Imaginez qu'à leur retour dans leur pays d'accueil, ils laissent
souvent derrière eux des épouses enceintes, dont les bébés viendront
au monde, infectés ”.
Dans certaines localités du sud du Fouta, certaines personnes revendiquent
désormais les tests de sang avant le mariage. C’est le cas à Ndendory
où une femme, A.T., qui a perdu son mari, décédé après son retour
au pays. A. T. devait se marier avec Moussa S., émigré, en vacances
au pays. Interrogée sur sa demande, la dame s'est contentée de nous
confier : “il y a une maladie sexuelle qu’on appelle le SIDA qui
tue en Afrique centrale et que les émigrés ramènent au Sénégal,
alors qu'on ne la connaissait pas chez nous. C'est pourquoi, après
le décès de mon mari, je me suis rendue à l'hôpital en cachette
pour effectuer le test. Mon résultat était négatif. C'est une chance
que je voulais préserver, car je n’avais aucune information sur
celui qui demandait ma main, bien qu'il fût un homme riche. Je sais,
aujourd'hui, qu'il est séropositif. Je remercie Dieu de m'avoir
donné une chance ”.
Pour
le sujet qui s'était rendu à Dakar pour la confirmation de son résultat,
il ne s'est pas dit surpris : “deux mois avant mes vacances, je
suis resté 2 semaines au lit. Je ne savais pas ce qui m'arrivait.

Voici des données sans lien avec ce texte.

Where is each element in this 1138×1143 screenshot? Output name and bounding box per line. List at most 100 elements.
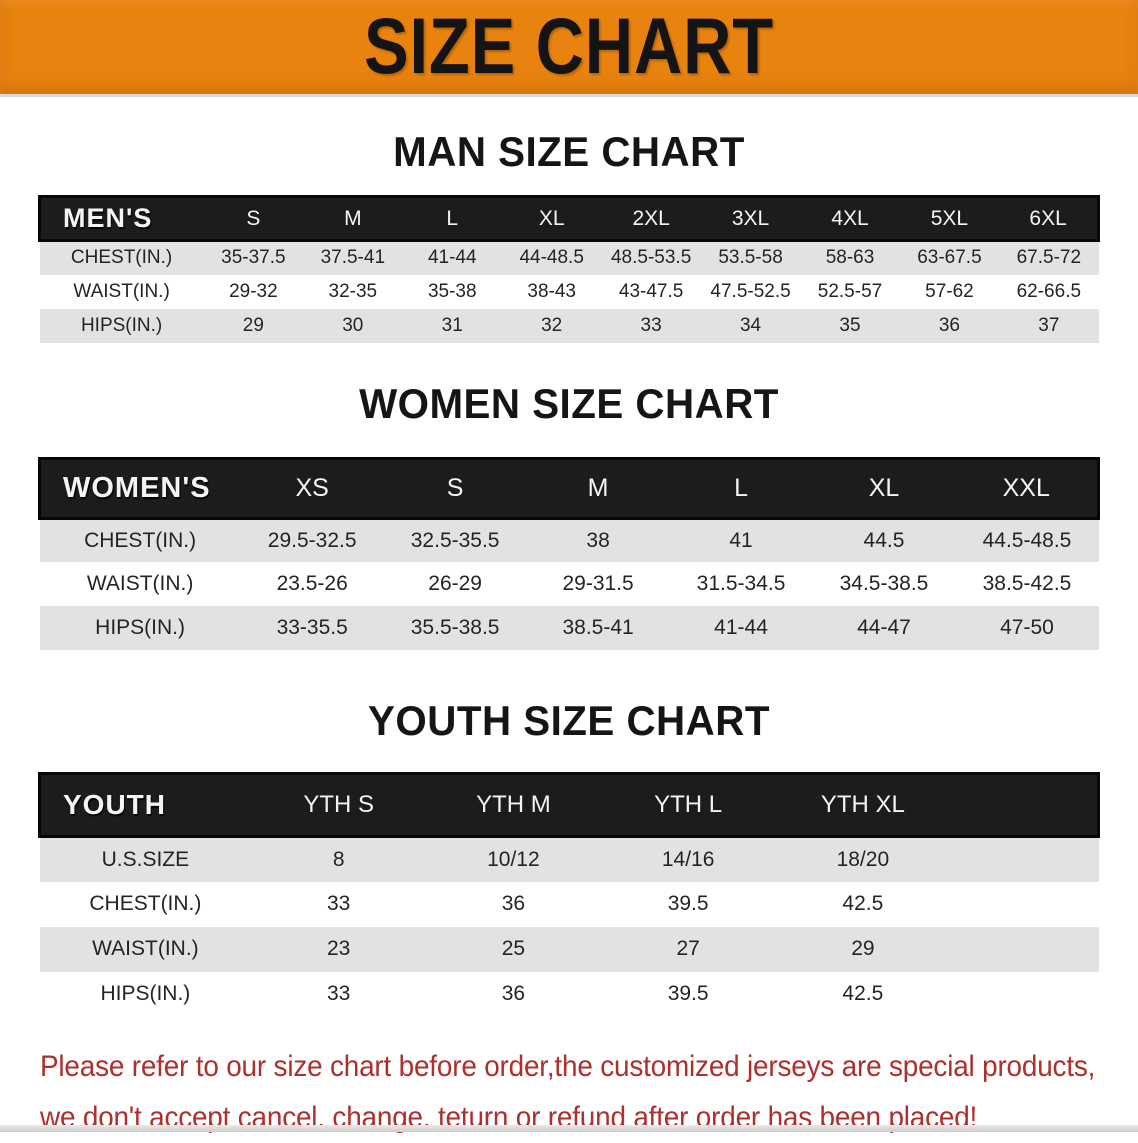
youth-header-row: YOUTH YTH S YTH M YTH L YTH XL	[38, 772, 1101, 838]
size-value: 23	[251, 926, 427, 972]
size-value: 63-67.5	[899, 240, 1000, 275]
row-spacer	[950, 971, 1099, 1017]
womens-size-table: WOMEN'S XS S M L XL XXL CHEST(IN.) 29.5-32.5 32.5…	[37, 456, 1101, 650]
size-value: 38-43	[501, 274, 602, 309]
bottom-divider	[0, 1125, 1138, 1132]
column-header: S	[383, 456, 527, 520]
size-value: 58-63	[800, 240, 900, 275]
header-spacer	[950, 772, 1101, 838]
size-value: 25	[426, 926, 601, 972]
column-header: YTH S	[251, 772, 427, 838]
column-header: YTH L	[600, 772, 776, 838]
size-value: 38	[526, 518, 670, 562]
size-value: 31.5-34.5	[669, 562, 813, 606]
row-label: CHEST(IN.)	[39, 240, 204, 275]
size-value: 29-32	[203, 274, 304, 309]
size-value: 26-29	[383, 562, 527, 606]
size-value: 30	[303, 308, 403, 343]
size-value: 42.5	[775, 971, 951, 1017]
size-value: 34	[700, 308, 801, 343]
row-label: WAIST(IN.)	[39, 562, 241, 606]
size-value: 47-50	[955, 606, 1099, 650]
table-row: WAIST(IN.) 23 25 27 29	[39, 926, 1099, 972]
size-value: 39.5	[600, 971, 776, 1017]
column-header: S	[203, 195, 304, 242]
size-value: 10/12	[426, 836, 601, 882]
size-value: 36	[899, 308, 1000, 343]
column-header: M	[526, 456, 670, 520]
size-value: 35-37.5	[203, 240, 304, 275]
column-header: 6XL	[999, 195, 1101, 242]
row-label: HIPS(IN.)	[39, 606, 241, 650]
row-spacer	[950, 881, 1099, 927]
youth-size-table: YOUTH YTH S YTH M YTH L YTH XL U.S.SIZE 8 10/12…	[38, 772, 1101, 1017]
column-header: M	[303, 195, 403, 242]
column-header: YTH XL	[775, 772, 951, 838]
women-size-section: WOMEN SIZE CHART WOMEN'S XS S M L XL XXL CHEST(…	[0, 379, 1138, 650]
size-value: 31	[402, 308, 502, 343]
men-header-row: MEN'S S M L XL 2XL 3XL 4XL 5XL 6XL	[37, 195, 1101, 242]
table-row: HIPS(IN.) 33-35.5 35.5-38.5 38.5-41 41-44 44-…	[39, 606, 1099, 650]
mens-size-table: MEN'S S M L XL 2XL 3XL 4XL 5XL 6XL CHEST(IN.) 35-37…	[37, 195, 1101, 343]
column-header: XL	[812, 456, 956, 520]
size-value: 67.5-72	[999, 240, 1099, 275]
size-value: 32-35	[303, 274, 403, 309]
table-row: CHEST(IN.) 33 36 39.5 42.5	[39, 881, 1099, 927]
size-value: 29	[203, 308, 304, 343]
size-value: 36	[426, 881, 601, 927]
size-value: 29-31.5	[526, 562, 670, 606]
row-label: CHEST(IN.)	[39, 881, 252, 927]
column-header: XXL	[955, 456, 1101, 520]
banner: SIZE CHART	[0, 0, 1138, 97]
size-value: 53.5-58	[700, 240, 801, 275]
size-value: 33	[601, 308, 701, 343]
row-label: HIPS(IN.)	[39, 308, 204, 343]
women-header-row: WOMEN'S XS S M L XL XXL	[37, 456, 1101, 520]
size-value: 43-47.5	[601, 274, 701, 309]
size-value: 48.5-53.5	[601, 240, 701, 275]
table-row: U.S.SIZE 8 10/12 14/16 18/20	[39, 836, 1099, 882]
table-corner-label: WOMEN'S	[37, 456, 241, 520]
size-value: 57-62	[899, 274, 1000, 309]
column-header: 5XL	[899, 195, 1000, 242]
table-row: CHEST(IN.) 29.5-32.5 32.5-35.5 38 41 44.5 44.5…	[39, 518, 1099, 562]
size-value: 35-38	[402, 274, 502, 309]
size-value: 8	[251, 836, 427, 882]
column-header: 4XL	[800, 195, 900, 242]
size-value: 18/20	[775, 836, 951, 882]
notice-line-2: we don't accept cancel, change, teturn o…	[40, 1100, 978, 1134]
size-value: 37.5-41	[303, 240, 403, 275]
size-value: 39.5	[600, 881, 776, 927]
size-value: 41-44	[402, 240, 502, 275]
row-label: WAIST(IN.)	[39, 274, 204, 309]
men-table: MEN'S S M L XL 2XL 3XL 4XL 5XL 6XL CHEST(IN.) 35-37…	[37, 195, 1101, 343]
table-row: CHEST(IN.) 35-37.5 37.5-41 41-44 44-48.5 48.5…	[39, 240, 1099, 275]
women-section-heading: WOMEN SIZE CHART	[359, 379, 779, 427]
table-corner-label: MEN'S	[37, 195, 204, 242]
size-value: 33	[251, 971, 427, 1017]
size-value: 44-48.5	[501, 240, 602, 275]
youth-table: YOUTH YTH S YTH M YTH L YTH XL U.S.SIZE 8 10/12…	[38, 772, 1101, 1017]
size-value: 32.5-35.5	[383, 518, 527, 562]
table-row: WAIST(IN.) 23.5-26 26-29 29-31.5 31.5-34.5 34…	[39, 562, 1099, 606]
table-row: HIPS(IN.) 29 30 31 32 33 34 35 36 37	[39, 308, 1099, 343]
size-value: 44.5	[812, 518, 956, 562]
size-value: 37	[999, 308, 1099, 343]
size-value: 44-47	[812, 606, 956, 650]
size-value: 29	[775, 926, 951, 972]
column-header: XS	[240, 456, 384, 520]
size-value: 36	[426, 971, 601, 1017]
table-row: HIPS(IN.) 33 36 39.5 42.5	[39, 971, 1099, 1017]
row-label: U.S.SIZE	[39, 836, 252, 882]
row-label: WAIST(IN.)	[39, 926, 252, 972]
size-value: 29.5-32.5	[240, 518, 384, 562]
size-value: 23.5-26	[240, 562, 384, 606]
table-corner-label: YOUTH	[38, 772, 252, 838]
size-value: 33	[251, 881, 427, 927]
men-size-section: MAN SIZE CHART MEN'S S M L XL 2XL 3XL 4XL 5XL 6XL…	[0, 127, 1138, 343]
row-spacer	[950, 836, 1099, 882]
column-header: 2XL	[601, 195, 701, 242]
size-value: 52.5-57	[800, 274, 900, 309]
youth-section-heading: YOUTH SIZE CHART	[368, 697, 770, 744]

Un jour de lundi, je suis allé dans une clinique centrafricaine.
Le docteur m'a seulement dit ceci : “vous avez une maladie gênante,
mais vous pouvez continuer votre travail, car cela va vous gêner
avec vos collègues. A la fin de l'opération, il m'a remis une carte
et m'a ordonné de me rendre dans un hôpital situé non loin de la
capitale. Ce que je n’avais pas fait. Aujourd'hui, ce qui me tracasse,
c'est que je ne sais pas, depuis quelques années que je porte le
virus, si certains de mes enfants sont infectés. Je suis désolé
pour mes trois premières épouses, mais je crois que je leur dirai
la vérité grâce à l'aide de l'imam de la mosquée de mon village”.
VIE DURE ET LONGUES ABSENCES DU MARI…
L’émigration,
avec l’argent qu’elle draine et aussi les longues absences du mari,
a également fait le lit à une prostitution “cachée” de femmes mariées.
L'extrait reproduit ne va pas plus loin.